For those familiar with this dish, you’re likely drooling at your screen. This is an expensive dish and it’s full of Chinese delicacies. It comes with a price tag, but if you want quality, you got to pay for it and the portion is enough for 10.

This is the mother of all dishes when it comes to symbolism because it has some of everything. The braised dried oyster is a Chinese delicacy and they represent wealth. The Chinese Shiitake mushroom and Abalone sauce also represent wealth and the black moss also represents wealth. It all has to do with money, which I think is no surprise anymore. The reason for the pork tongue (which can also be pork hock or pigs hand/feet) is the idea of giving money to the hands of people. Super creepy thought, but it’s true!

This photo is the Braised Dried Oyster, Pork Tongue & Black Moss from Kirin and another one is the Dried Oyster with Fat Choy from Fisherman’s Terrace at Aberdeen Centre in Richmond.


  • Mimi says:

    Gong Hey Fat Choy!!!! Happy New Year for the Dragon year.

  • Jean s says:

    Great post! So educational 🙂

  • Bow says:

    Yes, I see the dried oyster, pork tongue and black moss…very symbolic but not necessary wonderfully tasty ; required New’s Year Feast item. Personally, I’d rather eat the symbolic steamed fish. Love taro and turnip cake. The whole chicken with the head used to be on all tables and the head was pointed at the guest of honour or the head of the family. Trust me, it wasn’t that great eating…How many feasts are you gonna partake, Mijune ? 3 or 4 ?

  • Mimi says:


  • Mijune says:

    @Mimi – hahah thanks MOM!

    @Bow – 3? 4? What am I a beginner? 5 planned and that I know of… at the moment 😉 Thanks for your comments bow! Love the extra info!

  • Mijune says:

    @Jean s – really?!? YAY!!!!

  • Philip says:

    are you sure thats a whole chicken, b/c it seems to be missing half its body lol 😉 just playing

  • LotusRapper says:

    Laughing sesame balls, one of my Achilles Heels …. I could down a whole box without blinking, then retreat into caloric remorse for the whole day !

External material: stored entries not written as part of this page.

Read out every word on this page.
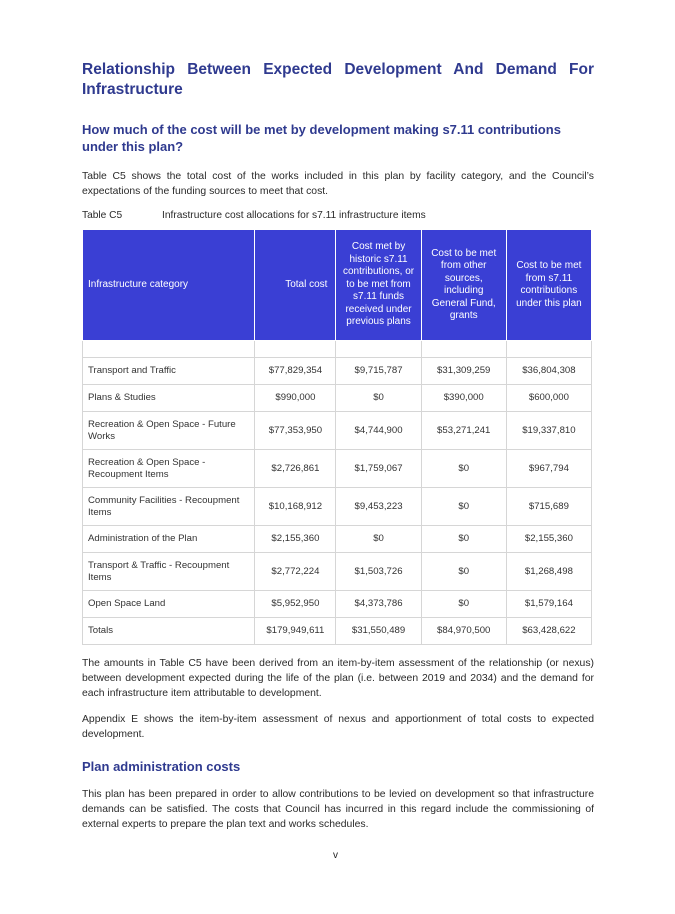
Relationship Between Expected Development And Demand For
Infrastructure
How much of the cost will be met by development making s7.11 contributions under this plan?

Table C5 shows the total cost of the works included in this plan by facility category, and the Council’s expectations of the funding sources to meet that cost.

Table C5	Infrastructure cost allocations for s7.11 infrastructure items
Infrastructure category	Total cost	Cost met by historic s7.11 contributions, or to be met from s7.11 funds received under previous plans	Cost to be met from other sources, including General Fund, grants	Cost to be met from s7.11 contributions under this plan

Transport and Traffic	$77,829,354	$9,715,787	$31,309,259	$36,804,308
Plans & Studies	$990,000	$0	$390,000	$600,000
Recreation & Open Space - Future Works	$77,353,950	$4,744,900	$53,271,241	$19,337,810
Recreation & Open Space - Recoupment Items	$2,726,861	$1,759,067	$0	$967,794
Community Facilities - Recoupment Items	$10,168,912	$9,453,223	$0	$715,689
Administration of the Plan	$2,155,360	$0	$0	$2,155,360
Transport & Traffic - Recoupment Items	$2,772,224	$1,503,726	$0	$1,268,498
Open Space Land	$5,952,950	$4,373,786	$0	$1,579,164
Totals	$179,949,611	$31,550,489	$84,970,500	$63,428,622

The amounts in Table C5 have been derived from an item-by-item assessment of the relationship (or nexus) between development expected during the life of the plan (i.e. between 2019 and 2034) and the demand for each infrastructure item attributable to development.

Appendix E shows the item-by-item assessment of nexus and apportionment of total costs to expected development.

Plan administration costs

This plan has been prepared in order to allow contributions to be levied on development so that infrastructure demands can be satisfied. The costs that Council has incurred in this regard include the commissioning of external experts to prepare the plan text and works schedules.

v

    What happened to the *rest* of that whole chicken ??

  • Linda says:

    mmmm hope you had a happy chinese new year filled with yummy food 🙂

  • Vincent N says:

    I totally love black moss. While I know for some people the texture may not be their thing, I find it’s almost comforting to have it on New Year’s. I think I actually swore under my breath at my CNYE dinner because when the dish came around all of it was gone. I looked at my cousin with the WTF expression of , “Where’s my portion.”

    A very fun post to read. Probably because I’m Chinese. Happy New Year!